# Denied Time off request



## Introvertedqueen (Sep 15, 2021)

Okay so I need oct 10th - October 16th off because I’m going out of town for my birthday, I put my request in very early, I talked to my TL and she told me to remind her two weeks before the date I needed time off. I checked to see if my time off request was approved and saw it was denied. They left a comment saying “please see manager” I’m confused about who the time off request goes to and who do I need to speak to about getting the time off approved?


----------



## OldSchoolVet (Sep 15, 2021)

"Please see manager"


----------



## Hardlinesmaster (Sep 15, 2021)

Talk to your etl & tl again.


----------



## allnew2 (Sep 15, 2021)

On Tuesdays  it always gets auto denied


----------



## xNightStockerx (Sep 15, 2021)

There is no communication at Target. You have to keep reminding your TL about your request. It's ridiculous.


----------



## Planosss enraged (Sep 15, 2021)

Did you see manager?


----------



## Fluttervale (Sep 15, 2021)

They’re literally telling you to talk to your ETL.  It’s possible that your TL didn’t tell your ETL.


----------



## IWishIKnew (Sep 15, 2021)

Yeah, talk to your ETL, but...wtf? If your store makes you talk to your ETL on top of submitting the request and telling your TL...they got issues, I'm just sayin'.


----------



## Tarshitsucks (Sep 19, 2021)

The op wants 6 days off of course they  gonna make it hard as shit for them to take vacation. They have work harder to find people to cover while she's away. Plus if it's payed then they are really gonna make it harder. I can't begin to tell you how hard it was for me. Always tell your lead blah blah. Or you can't take an entire week off you have to take part of one week and part another shit. Or I didn't see the request that it was payed despite doing with another lead bullshit you just didn't wanna pay me asshats.


----------



## Dream Baby (Sep 19, 2021)

At this point I doubt they will approve it but just keep resubmitting it every week and put a comment in about this is the second time or whatever.

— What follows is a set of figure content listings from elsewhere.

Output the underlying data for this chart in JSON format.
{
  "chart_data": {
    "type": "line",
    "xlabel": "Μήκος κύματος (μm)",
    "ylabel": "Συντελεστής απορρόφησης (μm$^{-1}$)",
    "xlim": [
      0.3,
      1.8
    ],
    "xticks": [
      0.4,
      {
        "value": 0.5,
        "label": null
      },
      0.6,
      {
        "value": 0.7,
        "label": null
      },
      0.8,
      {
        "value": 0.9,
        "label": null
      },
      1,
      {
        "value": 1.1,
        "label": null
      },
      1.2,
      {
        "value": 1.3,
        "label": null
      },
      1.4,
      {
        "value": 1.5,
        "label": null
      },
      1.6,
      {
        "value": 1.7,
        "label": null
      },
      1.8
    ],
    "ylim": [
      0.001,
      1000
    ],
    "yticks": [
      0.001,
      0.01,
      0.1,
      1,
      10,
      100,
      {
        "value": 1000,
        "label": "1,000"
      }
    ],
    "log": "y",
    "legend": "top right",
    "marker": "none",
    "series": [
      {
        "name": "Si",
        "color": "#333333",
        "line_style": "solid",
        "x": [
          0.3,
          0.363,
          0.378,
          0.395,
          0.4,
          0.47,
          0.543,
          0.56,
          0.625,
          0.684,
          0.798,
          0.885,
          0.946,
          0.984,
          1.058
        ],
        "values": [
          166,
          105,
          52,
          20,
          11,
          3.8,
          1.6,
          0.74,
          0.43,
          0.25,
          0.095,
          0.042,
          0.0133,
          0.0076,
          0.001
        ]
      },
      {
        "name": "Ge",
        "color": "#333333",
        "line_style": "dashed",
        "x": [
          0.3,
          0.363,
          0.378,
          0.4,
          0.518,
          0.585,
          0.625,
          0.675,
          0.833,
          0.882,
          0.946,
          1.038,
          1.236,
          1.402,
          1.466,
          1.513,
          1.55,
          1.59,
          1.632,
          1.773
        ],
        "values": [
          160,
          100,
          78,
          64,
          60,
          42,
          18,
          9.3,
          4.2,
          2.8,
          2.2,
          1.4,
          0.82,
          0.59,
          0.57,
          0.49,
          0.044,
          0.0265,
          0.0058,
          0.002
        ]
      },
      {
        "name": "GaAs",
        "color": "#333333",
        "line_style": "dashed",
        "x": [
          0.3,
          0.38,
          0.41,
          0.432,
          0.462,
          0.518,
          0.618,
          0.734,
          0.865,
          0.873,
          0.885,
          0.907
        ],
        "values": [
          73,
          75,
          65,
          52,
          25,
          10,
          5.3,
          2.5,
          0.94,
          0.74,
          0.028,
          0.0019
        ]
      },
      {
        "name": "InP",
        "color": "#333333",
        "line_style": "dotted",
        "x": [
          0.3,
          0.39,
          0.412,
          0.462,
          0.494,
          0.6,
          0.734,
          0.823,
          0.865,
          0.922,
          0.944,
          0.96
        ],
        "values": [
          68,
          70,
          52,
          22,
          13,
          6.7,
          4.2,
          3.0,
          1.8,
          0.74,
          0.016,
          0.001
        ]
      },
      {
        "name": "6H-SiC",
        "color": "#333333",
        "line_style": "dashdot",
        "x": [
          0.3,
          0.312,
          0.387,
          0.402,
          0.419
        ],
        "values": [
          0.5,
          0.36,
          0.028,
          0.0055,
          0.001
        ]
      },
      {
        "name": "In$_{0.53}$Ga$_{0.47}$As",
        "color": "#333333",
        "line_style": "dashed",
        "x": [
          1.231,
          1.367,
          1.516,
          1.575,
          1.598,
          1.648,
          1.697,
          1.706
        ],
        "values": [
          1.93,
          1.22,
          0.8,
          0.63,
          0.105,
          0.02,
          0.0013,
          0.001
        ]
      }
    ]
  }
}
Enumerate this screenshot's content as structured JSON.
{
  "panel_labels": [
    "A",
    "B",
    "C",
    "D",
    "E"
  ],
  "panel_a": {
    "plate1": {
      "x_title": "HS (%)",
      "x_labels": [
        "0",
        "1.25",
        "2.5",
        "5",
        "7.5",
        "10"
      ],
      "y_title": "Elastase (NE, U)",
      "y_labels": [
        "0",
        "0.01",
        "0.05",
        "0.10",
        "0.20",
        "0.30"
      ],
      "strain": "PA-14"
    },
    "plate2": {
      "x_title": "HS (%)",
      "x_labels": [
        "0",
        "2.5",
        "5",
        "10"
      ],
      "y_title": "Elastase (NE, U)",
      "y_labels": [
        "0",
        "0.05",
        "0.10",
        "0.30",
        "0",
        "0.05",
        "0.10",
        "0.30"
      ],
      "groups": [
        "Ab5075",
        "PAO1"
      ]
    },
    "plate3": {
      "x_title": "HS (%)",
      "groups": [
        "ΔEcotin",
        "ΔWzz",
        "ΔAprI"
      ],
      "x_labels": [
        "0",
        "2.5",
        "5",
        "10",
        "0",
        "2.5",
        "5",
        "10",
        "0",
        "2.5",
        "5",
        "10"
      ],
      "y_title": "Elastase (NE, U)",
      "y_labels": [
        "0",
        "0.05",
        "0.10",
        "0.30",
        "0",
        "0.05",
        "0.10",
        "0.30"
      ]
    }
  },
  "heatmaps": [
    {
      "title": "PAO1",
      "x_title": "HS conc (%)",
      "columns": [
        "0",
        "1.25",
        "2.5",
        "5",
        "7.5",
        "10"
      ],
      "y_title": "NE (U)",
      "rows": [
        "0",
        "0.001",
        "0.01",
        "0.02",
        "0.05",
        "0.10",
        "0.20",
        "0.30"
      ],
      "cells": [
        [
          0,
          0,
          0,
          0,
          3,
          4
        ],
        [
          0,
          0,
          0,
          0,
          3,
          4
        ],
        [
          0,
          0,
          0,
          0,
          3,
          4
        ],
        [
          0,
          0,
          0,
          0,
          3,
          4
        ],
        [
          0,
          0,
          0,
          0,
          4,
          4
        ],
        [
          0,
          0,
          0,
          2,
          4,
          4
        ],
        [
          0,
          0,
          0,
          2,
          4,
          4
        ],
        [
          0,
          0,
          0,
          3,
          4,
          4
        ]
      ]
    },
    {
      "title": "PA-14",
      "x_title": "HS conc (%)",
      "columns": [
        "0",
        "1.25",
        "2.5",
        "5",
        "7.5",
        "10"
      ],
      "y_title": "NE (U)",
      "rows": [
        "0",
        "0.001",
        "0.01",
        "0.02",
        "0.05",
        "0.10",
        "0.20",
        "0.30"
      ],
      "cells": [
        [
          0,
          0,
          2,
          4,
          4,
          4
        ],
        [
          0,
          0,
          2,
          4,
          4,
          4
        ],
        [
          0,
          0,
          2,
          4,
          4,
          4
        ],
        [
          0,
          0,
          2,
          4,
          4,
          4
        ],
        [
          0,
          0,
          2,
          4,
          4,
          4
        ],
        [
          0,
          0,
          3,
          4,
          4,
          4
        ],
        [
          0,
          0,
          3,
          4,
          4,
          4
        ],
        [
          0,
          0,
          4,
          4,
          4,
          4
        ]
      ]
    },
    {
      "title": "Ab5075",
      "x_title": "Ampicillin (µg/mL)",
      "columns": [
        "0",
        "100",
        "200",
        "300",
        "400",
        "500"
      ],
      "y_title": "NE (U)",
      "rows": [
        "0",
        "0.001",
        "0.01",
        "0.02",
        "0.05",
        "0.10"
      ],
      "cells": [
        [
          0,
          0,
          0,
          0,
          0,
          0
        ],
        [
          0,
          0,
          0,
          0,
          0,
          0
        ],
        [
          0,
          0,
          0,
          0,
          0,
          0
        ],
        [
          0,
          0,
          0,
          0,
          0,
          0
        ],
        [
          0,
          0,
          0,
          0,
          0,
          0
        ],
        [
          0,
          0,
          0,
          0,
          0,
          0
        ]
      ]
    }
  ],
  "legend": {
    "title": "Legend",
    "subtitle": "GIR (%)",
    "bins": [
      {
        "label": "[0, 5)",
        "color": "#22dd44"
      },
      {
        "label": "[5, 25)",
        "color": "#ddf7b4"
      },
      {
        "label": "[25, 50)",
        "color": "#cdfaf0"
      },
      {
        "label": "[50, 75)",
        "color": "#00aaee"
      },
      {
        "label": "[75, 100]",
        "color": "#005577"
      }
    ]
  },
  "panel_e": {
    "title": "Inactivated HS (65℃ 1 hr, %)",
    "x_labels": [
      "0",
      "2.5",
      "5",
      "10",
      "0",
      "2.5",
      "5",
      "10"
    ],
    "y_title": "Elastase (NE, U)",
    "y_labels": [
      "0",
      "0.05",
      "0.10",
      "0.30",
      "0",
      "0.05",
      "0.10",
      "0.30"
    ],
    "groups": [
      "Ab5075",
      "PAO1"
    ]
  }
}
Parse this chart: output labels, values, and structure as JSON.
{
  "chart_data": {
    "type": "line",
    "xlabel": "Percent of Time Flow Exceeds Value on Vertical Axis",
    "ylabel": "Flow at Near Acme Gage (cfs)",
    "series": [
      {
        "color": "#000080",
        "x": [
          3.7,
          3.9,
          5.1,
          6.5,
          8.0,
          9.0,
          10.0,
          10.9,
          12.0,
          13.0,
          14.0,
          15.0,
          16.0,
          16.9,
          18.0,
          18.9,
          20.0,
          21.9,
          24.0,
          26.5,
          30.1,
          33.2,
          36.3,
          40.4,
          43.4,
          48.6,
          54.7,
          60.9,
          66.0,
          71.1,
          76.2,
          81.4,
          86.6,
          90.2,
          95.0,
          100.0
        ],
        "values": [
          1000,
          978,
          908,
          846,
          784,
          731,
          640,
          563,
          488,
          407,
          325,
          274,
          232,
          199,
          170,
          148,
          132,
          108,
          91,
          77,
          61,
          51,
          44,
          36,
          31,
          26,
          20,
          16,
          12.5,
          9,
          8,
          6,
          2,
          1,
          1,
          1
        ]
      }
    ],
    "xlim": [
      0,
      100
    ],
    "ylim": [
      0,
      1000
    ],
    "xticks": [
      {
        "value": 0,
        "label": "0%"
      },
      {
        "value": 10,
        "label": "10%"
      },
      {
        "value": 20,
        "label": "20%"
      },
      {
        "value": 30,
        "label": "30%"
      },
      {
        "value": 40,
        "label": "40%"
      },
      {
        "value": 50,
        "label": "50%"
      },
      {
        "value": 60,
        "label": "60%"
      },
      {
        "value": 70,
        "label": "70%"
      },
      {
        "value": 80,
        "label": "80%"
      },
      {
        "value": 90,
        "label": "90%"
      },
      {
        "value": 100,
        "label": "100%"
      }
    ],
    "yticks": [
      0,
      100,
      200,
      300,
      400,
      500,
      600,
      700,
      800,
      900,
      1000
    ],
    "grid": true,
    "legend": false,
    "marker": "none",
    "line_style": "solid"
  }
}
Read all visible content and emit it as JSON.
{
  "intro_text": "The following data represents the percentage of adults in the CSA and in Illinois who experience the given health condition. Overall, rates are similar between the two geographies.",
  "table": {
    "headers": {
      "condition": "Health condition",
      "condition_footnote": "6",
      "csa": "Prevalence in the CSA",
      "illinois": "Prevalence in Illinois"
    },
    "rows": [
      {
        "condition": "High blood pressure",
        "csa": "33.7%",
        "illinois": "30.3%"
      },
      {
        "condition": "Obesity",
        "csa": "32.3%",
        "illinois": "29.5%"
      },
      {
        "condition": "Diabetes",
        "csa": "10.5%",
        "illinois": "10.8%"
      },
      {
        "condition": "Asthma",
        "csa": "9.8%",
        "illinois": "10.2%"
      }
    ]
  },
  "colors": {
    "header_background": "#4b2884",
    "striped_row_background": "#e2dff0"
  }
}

In our store they don't even look at the requests until the week before anyway.


----------



## Introvertedqueen (Oct 17, 2021)

Update: I did get the entire week off but now I know I have to talk to my TL and HR if I need days off, kinda sucks but that’s how we do it at my store


----------



## StargazerOmega (Oct 19, 2021)

My former ETL was a complete scatterbrain. Even if we submitted the request well ahead of / on time, she'd completely forget about it and yell at us for not submitting it. 🙄 I've learned to submit it early enough and then work with both my ETL and HR by checking and then double checking, just to be sure we're all on the same page.


----------



## Introvertedqueen (Oct 20, 2021)

That’s completely crazy how we even have to do all that.


----------



## Dream Baby (Oct 21, 2021)

Introvertedqueen said:


> That’s completely crazy how we even have to do all that.


So do time off requests even pop up in the system when they do scheduling?

Also doesn't your availability pop up when they do scheduling?


----------



## Amanda Cantwell (Oct 21, 2021)

Dream Baby said:


> So do time off requests even pop up in the system when they do scheduling?
> 
> Also doesn't your availability pop up when they do scheduling?


yes but they can completely ignore it and sometimes the auto dropped schedule ignores it by mistake


----------



## Yetive (Oct 21, 2021)

Nothing pops up. There are small exclamation points that appear next to your name to indicate something might need attention. Unfortunately, they show up for just about everyone and everything (scheduled 6 hours, scheduled 6 days in a row. Scheduled 8.5 hours, shift requires 2 breaks, ad nauseam).


----------